How has Markets For Good evolved since it began?

Following that initial workshop, over the next several years we continued to regularly convene different partners of the initiative. Liquidnet joined forces with the William & Flora Hewlett Foundation and the Bill & Melinda Gates Foundation to make a series of joint grants to support research (like Money for Good II) and pilot projects (like the BRIDGE project) to advance the work laid out in the initial vision. In 2012 we decided to expand the conversation beyond the initial partners into a public dialogue. At the SOCAP conference that year, then president of the Gates Foundation Jeff Raikes launched this Markets for Good website, which included the video laying out our vision and our concept paper and strategic story. We continue to convene various partners on specific issues related to Markets for Good, but we have been blown away by the active public engagement by the Markets for Good community: we’ve had over 400 blog posts by some incredible contributors.

What are your ambitions for the program in the coming years?

My hope is that Markets for Good continues to serve as a forum for collaboration for the people and organizations that care about improving social sector decision making and information flows. We need further investment in the systems and organizations that will make all of this happen. The initiative itself will only be a success if those who are a part of it are successful. I’m hopeful that innovation will come out of new research into what influences behavior in the social sector, new pilot projects and experiments into what information in what format at what time influences how people make decisions, and greater partnerships between organizations old and new will help us come closer to that ambitious vision we laid out back in 2010, of a social sector truly powered by information.

What are you working on right now that might be of interest to the Markets for Good Community?

I’m terribly excited about a new convening partner for the Markets for Good community, which will be announced soon.

Another initiative that I’m a part of is the Fund for Shared Insight, a multiyear collaboration among several major funders who are making grants to improve the effectiveness of philanthropy. This effort shares many of the goals of Markets for Good: we seek to help foundations be more open in sharing what they have learned, and we seek to better listen to the feedback from the people that nonprofits seek to help. I encourage the Markets for Good community to explore the Fund for Shared Insight, particularly our recently launched Listen for Good campaign dedicated to building the practice of listening to the people nonprofits seek to help.

If you were going to give advice to a new nonprofit organisation, what would it be?
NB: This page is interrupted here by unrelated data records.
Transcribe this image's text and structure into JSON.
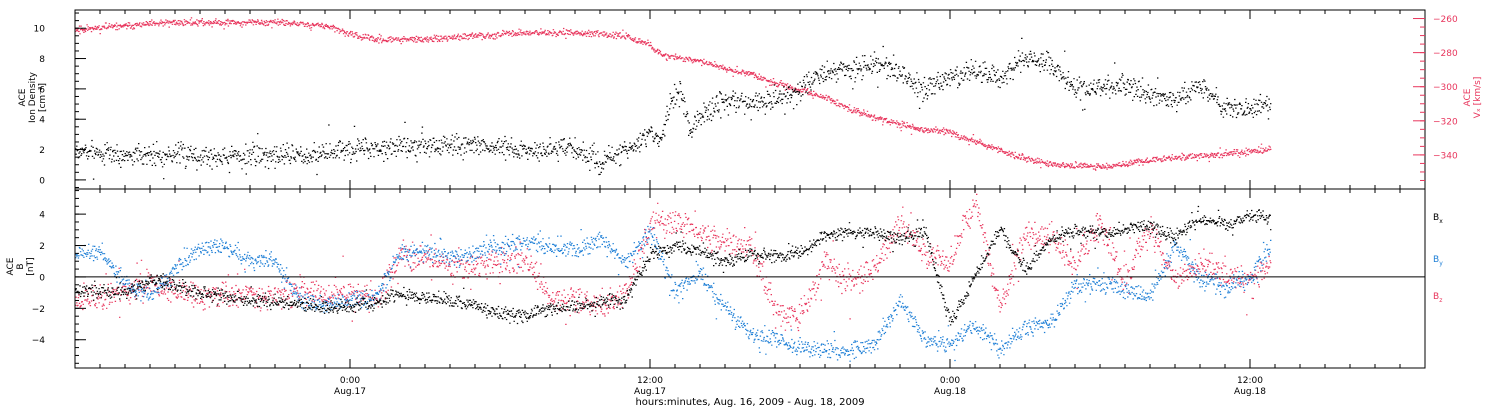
{
  "colors": {
    "black": "#000000",
    "pink": "#e8365d",
    "blue": "#1e7fd6"
  },
  "x_axis": {
    "title": "hours:minutes, Aug. 16, 2009 - Aug. 18, 2009",
    "ticks": [
      {
        "hour": 24,
        "time": "0:00",
        "date": "Aug.17"
      },
      {
        "hour": 36,
        "time": "12:00",
        "date": "Aug.17"
      },
      {
        "hour": 48,
        "time": "0:00",
        "date": "Aug.18"
      },
      {
        "hour": 60,
        "time": "12:00",
        "date": "Aug.18"
      }
    ],
    "xlim_hours": [
      13,
      67
    ]
  },
  "chart_data": [
    {
      "type": "scatter",
      "ylabel_lines": [
        "ACE",
        "Ion Density",
        "[cm⁻³]"
      ],
      "y2label_lines": [
        "ACE",
        "Vₓ [km/s]"
      ],
      "ylim": [
        -0.6,
        11.2
      ],
      "yticks": [
        0,
        2,
        4,
        6,
        8,
        10
      ],
      "y2lim": [
        -360,
        -255
      ],
      "y2ticks": [
        -340,
        -320,
        -300,
        -280,
        -260
      ],
      "x_unit": "hours since Aug. 16, 2009 0:00",
      "series": [
        {
          "name": "Ion Density",
          "axis": "left",
          "color": "#000000",
          "x": [
            13.0,
            15,
            17,
            19,
            21,
            23,
            25,
            27,
            29,
            31,
            33,
            34,
            35,
            36.0,
            36.4,
            36.8,
            37.2,
            37.6,
            38.0,
            39,
            40,
            41,
            42,
            43,
            44,
            45,
            46,
            47,
            48,
            49,
            50,
            51,
            52,
            53,
            54,
            55,
            56,
            57,
            58,
            59,
            60,
            60.8
          ],
          "y": [
            1.9,
            1.7,
            1.7,
            1.6,
            1.7,
            1.8,
            2.2,
            2.3,
            2.3,
            2.0,
            2.1,
            1.2,
            1.9,
            3.0,
            2.8,
            5.2,
            5.7,
            3.2,
            4.3,
            5.2,
            5.0,
            5.4,
            6.0,
            7.1,
            7.3,
            7.6,
            7.2,
            5.8,
            6.8,
            7.3,
            6.7,
            8.2,
            7.6,
            6.0,
            6.2,
            6.3,
            5.7,
            5.2,
            6.2,
            4.9,
            4.6,
            5.2
          ],
          "noise": 0.5
        },
        {
          "name": "Vx",
          "axis": "right",
          "color": "#e8365d",
          "x": [
            13.0,
            15,
            17,
            19,
            21,
            23,
            24,
            25,
            27,
            29,
            31,
            33,
            35,
            36.0,
            36.5,
            37,
            38,
            39,
            40,
            41,
            42,
            43,
            44,
            45,
            46,
            47,
            48,
            48.5,
            49,
            50,
            51,
            52,
            53,
            54,
            55,
            56,
            57,
            58,
            59,
            60,
            60.8
          ],
          "y": [
            -266,
            -264,
            -262,
            -262,
            -262,
            -264,
            -269,
            -272,
            -272,
            -270,
            -268,
            -268,
            -270,
            -275,
            -282,
            -282,
            -285,
            -289,
            -292,
            -298,
            -302,
            -306,
            -313,
            -318,
            -322,
            -325,
            -326,
            -330,
            -332,
            -337,
            -342,
            -345,
            -346,
            -347,
            -345,
            -343,
            -341,
            -340,
            -339,
            -338,
            -336
          ],
          "noise": 1.3
        }
      ]
    },
    {
      "type": "scatter",
      "ylabel_lines": [
        "ACE",
        "B",
        "[nT]"
      ],
      "ylim": [
        -5.8,
        5.6
      ],
      "yticks": [
        -4,
        -2,
        0,
        2,
        4
      ],
      "zero_line": true,
      "x_unit": "hours since Aug. 16, 2009 0:00",
      "series": [
        {
          "name": "Bx",
          "label_main": "B",
          "label_sub": "x",
          "color": "#000000",
          "x": [
            13.0,
            14,
            15,
            16,
            17,
            18,
            19,
            20,
            21,
            22,
            23,
            24,
            25,
            26,
            27,
            28,
            29,
            30,
            31,
            32,
            33,
            34,
            35,
            36.0,
            37,
            38,
            39,
            40,
            41,
            42,
            43,
            44,
            45,
            46,
            47,
            48,
            49,
            50,
            51,
            52,
            53,
            54,
            55,
            56,
            57,
            58,
            59,
            60,
            60.8
          ],
          "y": [
            -0.8,
            -0.9,
            -1.0,
            -0.2,
            -0.5,
            -1.0,
            -1.2,
            -1.5,
            -1.5,
            -1.7,
            -2.0,
            -1.8,
            -1.6,
            -1.0,
            -1.3,
            -1.5,
            -1.8,
            -2.3,
            -2.4,
            -2.0,
            -1.8,
            -1.6,
            -1.4,
            1.5,
            2.0,
            1.7,
            1.0,
            1.5,
            1.3,
            1.6,
            2.6,
            2.9,
            2.8,
            2.5,
            2.9,
            -3.0,
            0.2,
            3.0,
            0.5,
            2.4,
            3.0,
            2.8,
            3.1,
            3.3,
            2.5,
            3.8,
            3.3,
            4.0,
            3.8
          ],
          "noise": 0.3
        },
        {
          "name": "By",
          "label_main": "B",
          "label_sub": "y",
          "color": "#1e7fd6",
          "x": [
            13.0,
            14,
            15,
            16,
            17,
            18,
            19,
            20,
            21,
            22,
            23,
            24,
            25,
            26,
            27,
            28,
            29,
            30,
            31,
            32,
            33,
            34,
            35,
            36.0,
            37,
            38,
            39,
            40,
            41,
            42,
            43,
            44,
            45,
            46,
            47,
            48,
            49,
            50,
            51,
            52,
            53,
            54,
            55,
            56,
            57,
            58,
            59,
            60,
            60.8
          ],
          "y": [
            1.5,
            1.6,
            -0.3,
            -1.2,
            0.5,
            1.8,
            1.9,
            1.0,
            1.0,
            -1.3,
            -1.8,
            -1.5,
            -1.3,
            1.5,
            1.7,
            1.3,
            1.5,
            2.0,
            2.3,
            2.0,
            1.8,
            2.4,
            1.0,
            3.0,
            -1.0,
            0.3,
            -2.0,
            -3.5,
            -3.8,
            -4.5,
            -4.6,
            -4.7,
            -4.2,
            -1.5,
            -4.0,
            -4.2,
            -3.0,
            -4.5,
            -3.2,
            -2.9,
            -0.5,
            -0.3,
            -0.8,
            -1.2,
            2.2,
            -0.2,
            -0.6,
            0.0,
            2.0
          ],
          "noise": 0.4
        },
        {
          "name": "Bz",
          "label_main": "B",
          "label_sub": "z",
          "color": "#e8365d",
          "x": [
            13.0,
            14,
            15,
            16,
            17,
            18,
            19,
            20,
            21,
            22,
            23,
            24,
            25,
            26,
            27,
            28,
            29,
            30,
            31,
            32,
            33,
            34,
            35,
            36.0,
            37,
            38,
            39,
            40,
            41,
            42,
            43,
            44,
            45,
            46,
            47,
            48,
            49,
            50,
            51,
            52,
            53,
            54,
            55,
            56,
            57,
            58,
            59,
            60,
            60.8
          ],
          "y": [
            -1.5,
            -1.2,
            -0.8,
            -0.5,
            -1.0,
            -1.2,
            -1.0,
            -1.0,
            -1.2,
            -0.8,
            -1.2,
            -1.0,
            -1.5,
            1.4,
            1.3,
            0.8,
            0.8,
            1.0,
            1.2,
            -1.5,
            -1.3,
            -1.8,
            -1.0,
            3.3,
            3.5,
            3.0,
            2.2,
            2.0,
            -2.0,
            -2.5,
            1.0,
            -0.5,
            0.8,
            3.5,
            1.5,
            1.0,
            5.0,
            -2.0,
            2.8,
            2.6,
            1.0,
            3.5,
            -0.2,
            3.0,
            -0.3,
            1.0,
            0.3,
            -0.3,
            0.8
          ],
          "noise": 0.6
        }
      ]
    }
  ]
}
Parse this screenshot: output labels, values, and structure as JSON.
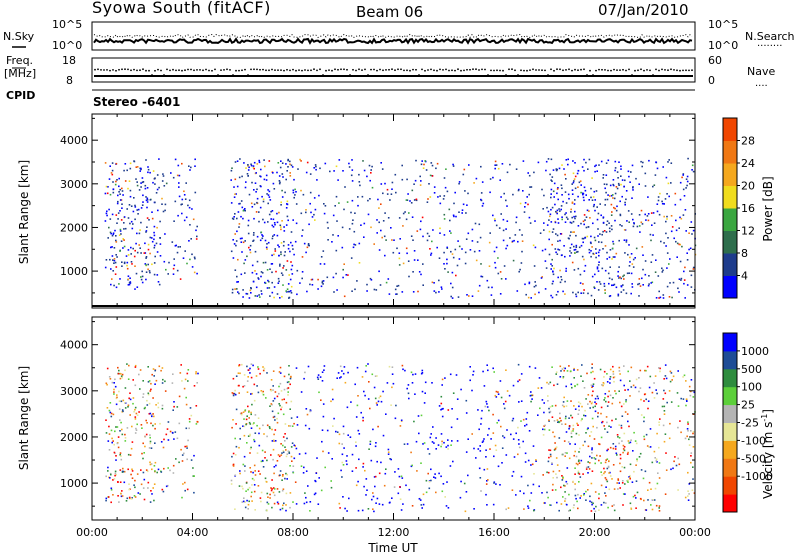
{
  "header": {
    "station": "Syowa South (fitACF)",
    "beam": "Beam 06",
    "date": "07/Jan/2010",
    "mode": "Stereo -6401"
  },
  "nsky_panel": {
    "left_label": "N.Sky",
    "left_ticks": [
      "10^5",
      "10^0"
    ],
    "right_label": "N.Search",
    "right_ticks": [
      "10^5",
      "10^0"
    ],
    "right_legend": "........"
  },
  "freq_panel": {
    "left_label": "Freq.",
    "left_unit": "[MHz]",
    "left_ticks": [
      "18",
      "8"
    ],
    "right_label": "Nave",
    "right_ticks": [
      "60",
      "0"
    ],
    "right_legend": "...."
  },
  "cpid_label": "CPID",
  "colors": {
    "axis": "#000000",
    "power_scale": [
      "#0000ff",
      "#1e3c8c",
      "#2e6e4c",
      "#3aa640",
      "#f0dc1e",
      "#f5a81e",
      "#f07814",
      "#f04600",
      "#ff0000"
    ],
    "velocity_scale": [
      "#0000ff",
      "#1e4c96",
      "#2e8c3e",
      "#5ccf3a",
      "#b4b4b4",
      "#e6e696",
      "#f5a81e",
      "#f07814",
      "#f04600",
      "#ff0000"
    ]
  },
  "chart_data": [
    {
      "type": "heatmap",
      "name": "power",
      "ylabel": "Slant Range [km]",
      "ylim": [
        200,
        4600
      ],
      "yticks": [
        "1000",
        "2000",
        "3000",
        "4000"
      ],
      "xlim_hours": [
        0,
        24
      ],
      "colorbar": {
        "label": "Power [dB]",
        "ticks": [
          "4",
          "8",
          "12",
          "16",
          "20",
          "24",
          "28"
        ],
        "range": [
          0,
          32
        ]
      }
    },
    {
      "type": "heatmap",
      "name": "velocity",
      "ylabel": "Slant Range [km]",
      "ylim": [
        200,
        4600
      ],
      "yticks": [
        "1000",
        "2000",
        "3000",
        "4000"
      ],
      "xlim_hours": [
        0,
        24
      ],
      "xticks": [
        "00:00",
        "04:00",
        "08:00",
        "12:00",
        "16:00",
        "20:00",
        "00:00"
      ],
      "xlabel": "Time UT",
      "colorbar": {
        "label": "Velocity [m s",
        "label_sup": "-1",
        "label_end": "]",
        "ticks": [
          "1000",
          "500",
          "100",
          "25",
          "-25",
          "-100",
          "-500",
          "-1000"
        ]
      }
    }
  ]
}
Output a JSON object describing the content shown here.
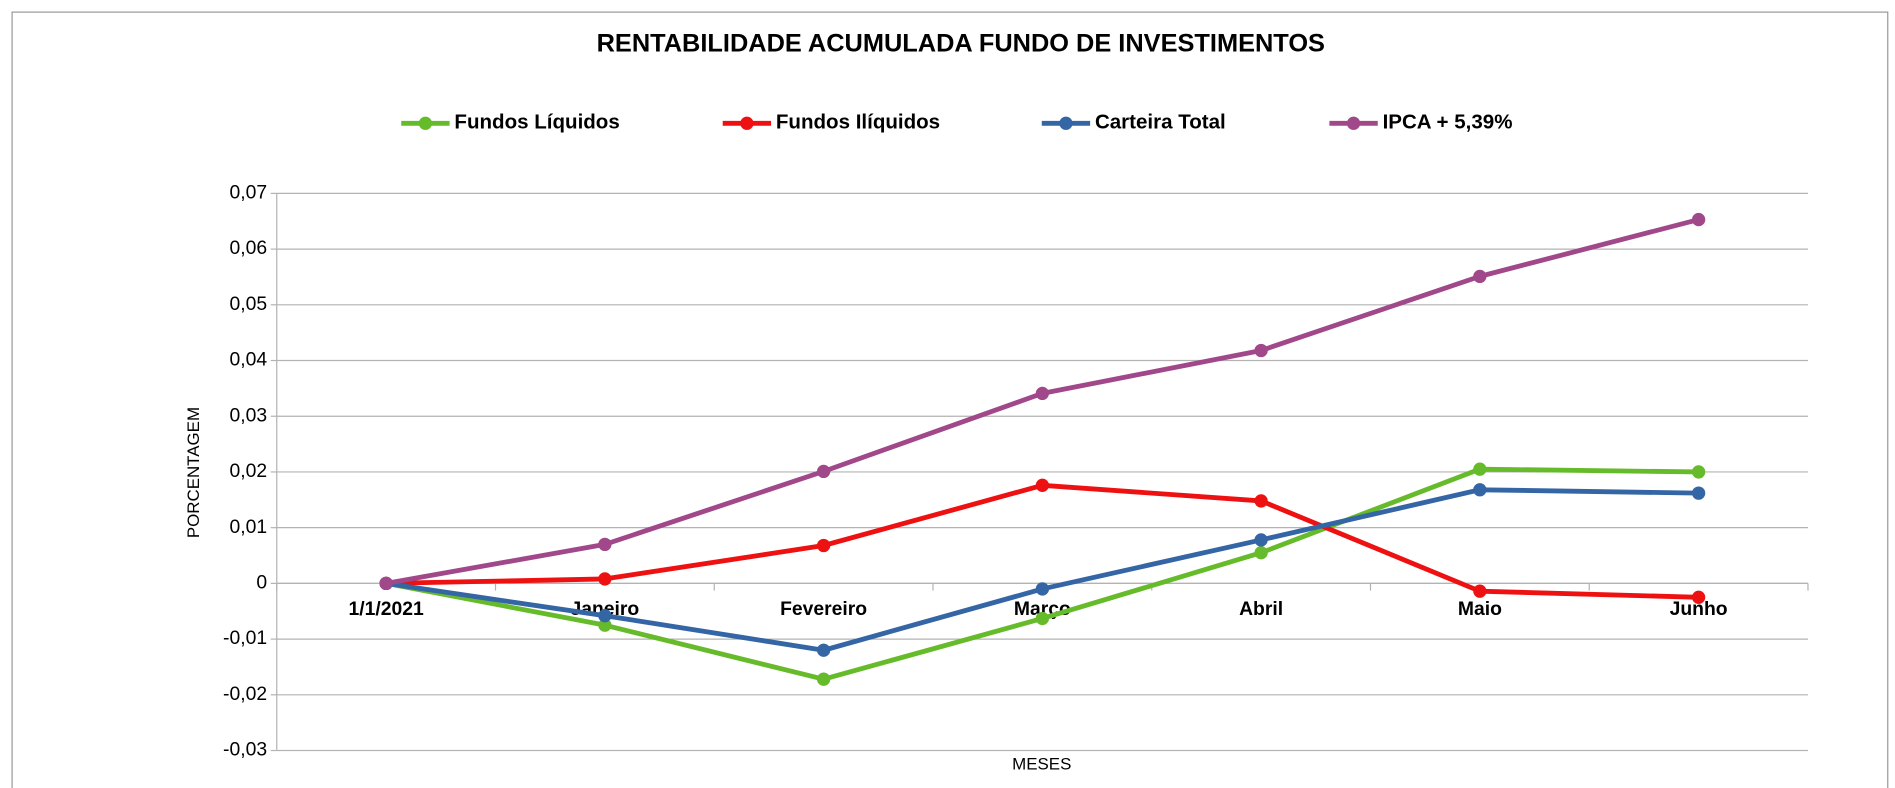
{
  "chart_data": {
    "type": "line",
    "title": "RENTABILIDADE ACUMULADA FUNDO DE INVESTIMENTOS",
    "xlabel": "MESES",
    "ylabel": "PORCENTAGEM",
    "categories": [
      "1/1/2021",
      "Janeiro",
      "Fevereiro",
      "Março",
      "Abril",
      "Maio",
      "Junho"
    ],
    "series": [
      {
        "name": "Fundos Líquidos",
        "color": "#66bb2a",
        "values": [
          0,
          -0.0075,
          -0.0172,
          -0.0063,
          0.0055,
          0.0205,
          0.02
        ]
      },
      {
        "name": "Fundos Ilíquidos",
        "color": "#ee1111",
        "values": [
          0,
          0.0008,
          0.0068,
          0.0176,
          0.0148,
          -0.0014,
          -0.0025
        ]
      },
      {
        "name": "Carteira Total",
        "color": "#3465a4",
        "values": [
          0,
          -0.0058,
          -0.012,
          -0.001,
          0.0078,
          0.0168,
          0.0162
        ]
      },
      {
        "name": "IPCA + 5,39%",
        "color": "#a0488a",
        "values": [
          0,
          0.007,
          0.0201,
          0.0341,
          0.0418,
          0.0551,
          0.0653
        ]
      }
    ],
    "ylim": [
      -0.03,
      0.07
    ],
    "yticks": [
      {
        "value": -0.03,
        "label": "-0,03"
      },
      {
        "value": -0.02,
        "label": "-0,02"
      },
      {
        "value": -0.01,
        "label": "-0,01"
      },
      0,
      {
        "value": 0.01,
        "label": "0,01"
      },
      {
        "value": 0.02,
        "label": "0,02"
      },
      {
        "value": 0.03,
        "label": "0,03"
      },
      {
        "value": 0.04,
        "label": "0,04"
      },
      {
        "value": 0.05,
        "label": "0,05"
      },
      {
        "value": 0.06,
        "label": "0,06"
      },
      {
        "value": 0.07,
        "label": "0,07"
      }
    ],
    "grid": true,
    "legend": "top"
  }
}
Number one: be very clear about your purpose. Be very clear about the mission you are trying to achieve; try to understand the landscape in which you operate, and think about what unique value your organization might bring to the field. Social change is hard, and social change is complex – no single organization has the single solution to the problems that we face as a society. It’s important for any nonprofit, especially when they’re starting out, to understand the broader ecosystem in which they operate, and figure out how best they can play a role in advancing their mission. Who else might you work with? For me, it all comes back to collaboration.